Methylation of a conserved lysine in C-terminal domain of the molecular chaperone Hsp90 was shown previously to affect its in vivo function. However, the underlying mechanism remained elusive. Through a combined experimental and computational approach, this study shows that this site is very sensitive to sidechain modifications and crucial for Hsp90 activity in vitro and in vivo. Our results demonstrate that this particular lysine serves as a switch point for the regulation of Hsp90 functions by influencing its conformational cycle, ATPase activity, co-chaperone regulation, and client activation of yeast and human Hsp90. Incorporation of the methylated lysine via genetic code expansion specifically shows that upon modification, the conformational cycle of Hsp90 is altered. Molecular dynamics simulations including the methylated lysine suggest specific conformational changes that are propagated through Hsp90. Thus, methylation of the C-terminal lysine allows a precise allosteric tuning of Hsp90 activity via long distances.
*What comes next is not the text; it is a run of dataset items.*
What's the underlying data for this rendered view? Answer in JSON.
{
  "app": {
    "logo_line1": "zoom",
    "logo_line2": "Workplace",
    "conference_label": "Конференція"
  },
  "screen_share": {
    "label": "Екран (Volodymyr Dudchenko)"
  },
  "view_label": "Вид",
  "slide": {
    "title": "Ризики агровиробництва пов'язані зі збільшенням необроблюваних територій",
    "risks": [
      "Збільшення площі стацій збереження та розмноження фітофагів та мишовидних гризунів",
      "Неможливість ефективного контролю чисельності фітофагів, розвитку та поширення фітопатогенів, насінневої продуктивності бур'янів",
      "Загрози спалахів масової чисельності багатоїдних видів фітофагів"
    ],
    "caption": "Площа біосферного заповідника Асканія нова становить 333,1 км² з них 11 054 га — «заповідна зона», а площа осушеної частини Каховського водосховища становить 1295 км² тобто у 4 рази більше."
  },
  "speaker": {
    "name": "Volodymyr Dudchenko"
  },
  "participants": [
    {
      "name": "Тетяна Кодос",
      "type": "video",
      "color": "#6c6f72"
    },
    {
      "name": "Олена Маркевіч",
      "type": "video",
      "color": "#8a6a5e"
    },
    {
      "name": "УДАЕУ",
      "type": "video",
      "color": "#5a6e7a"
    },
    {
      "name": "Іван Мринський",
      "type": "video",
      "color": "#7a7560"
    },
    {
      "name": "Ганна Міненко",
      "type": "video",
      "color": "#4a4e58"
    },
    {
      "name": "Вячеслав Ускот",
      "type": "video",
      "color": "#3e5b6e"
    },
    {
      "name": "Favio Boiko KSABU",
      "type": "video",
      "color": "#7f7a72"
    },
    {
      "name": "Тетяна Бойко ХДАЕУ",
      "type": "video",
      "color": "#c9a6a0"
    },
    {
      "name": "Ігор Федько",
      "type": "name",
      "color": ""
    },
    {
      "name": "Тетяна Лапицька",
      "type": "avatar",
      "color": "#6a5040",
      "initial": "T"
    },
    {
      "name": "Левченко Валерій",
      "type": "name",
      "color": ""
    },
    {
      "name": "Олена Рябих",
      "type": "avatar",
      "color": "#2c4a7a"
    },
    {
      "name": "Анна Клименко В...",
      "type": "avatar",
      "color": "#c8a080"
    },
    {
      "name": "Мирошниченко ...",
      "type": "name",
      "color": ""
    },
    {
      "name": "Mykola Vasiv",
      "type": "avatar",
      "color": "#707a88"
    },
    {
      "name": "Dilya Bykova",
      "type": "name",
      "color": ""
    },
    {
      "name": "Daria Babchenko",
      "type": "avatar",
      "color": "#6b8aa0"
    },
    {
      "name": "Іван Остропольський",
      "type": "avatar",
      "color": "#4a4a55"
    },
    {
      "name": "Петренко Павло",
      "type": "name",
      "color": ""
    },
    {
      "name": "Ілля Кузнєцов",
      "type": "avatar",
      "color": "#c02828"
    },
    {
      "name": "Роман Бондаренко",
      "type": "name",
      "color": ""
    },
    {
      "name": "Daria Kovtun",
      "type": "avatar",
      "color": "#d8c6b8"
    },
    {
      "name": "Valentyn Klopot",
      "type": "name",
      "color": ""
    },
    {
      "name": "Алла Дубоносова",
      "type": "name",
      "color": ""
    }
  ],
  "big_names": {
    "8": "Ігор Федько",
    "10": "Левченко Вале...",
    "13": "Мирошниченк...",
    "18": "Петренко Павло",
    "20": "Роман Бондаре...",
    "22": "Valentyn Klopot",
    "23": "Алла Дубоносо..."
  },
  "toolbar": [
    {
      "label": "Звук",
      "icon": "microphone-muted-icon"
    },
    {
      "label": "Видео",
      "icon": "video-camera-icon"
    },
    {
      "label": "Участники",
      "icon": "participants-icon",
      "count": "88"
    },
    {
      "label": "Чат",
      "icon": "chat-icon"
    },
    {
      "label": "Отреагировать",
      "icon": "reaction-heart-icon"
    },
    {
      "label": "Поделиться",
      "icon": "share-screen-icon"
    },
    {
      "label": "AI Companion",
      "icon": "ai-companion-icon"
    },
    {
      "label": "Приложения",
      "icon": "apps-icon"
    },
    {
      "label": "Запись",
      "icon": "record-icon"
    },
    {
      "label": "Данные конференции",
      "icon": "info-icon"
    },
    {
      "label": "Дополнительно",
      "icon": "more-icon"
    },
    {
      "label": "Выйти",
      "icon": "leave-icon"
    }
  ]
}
先前显示分子伴侣Hsp90的C末端结构域中的保守赖氨酸的甲基化会影响其体内功能。但是，基本机制仍然难以捉摸。通过组合的实验和计算方法，该研究表明该位点对侧链修饰非常敏感，对于体外和体内的Hsp90活性至关重要。我们的结果表明，这种特定的赖氨酸通过影响Hsp90的构象周期，ATPase活性，伴侣伴侣调节以及酵母和人Hsp90的客户激活而成为调节Hsp90功能的切入点。通过遗传密码扩展并入甲基化的赖氨酸，具体表明修饰后，Hsp90的构象循环发生了改变。包括甲基化赖氨酸在内的分子动力学模拟表明，特定的构象变化会通过Hsp90传播。因此，C末端赖氨酸的甲基化允许Hsp90活性通过长距离进行精确的变构调节。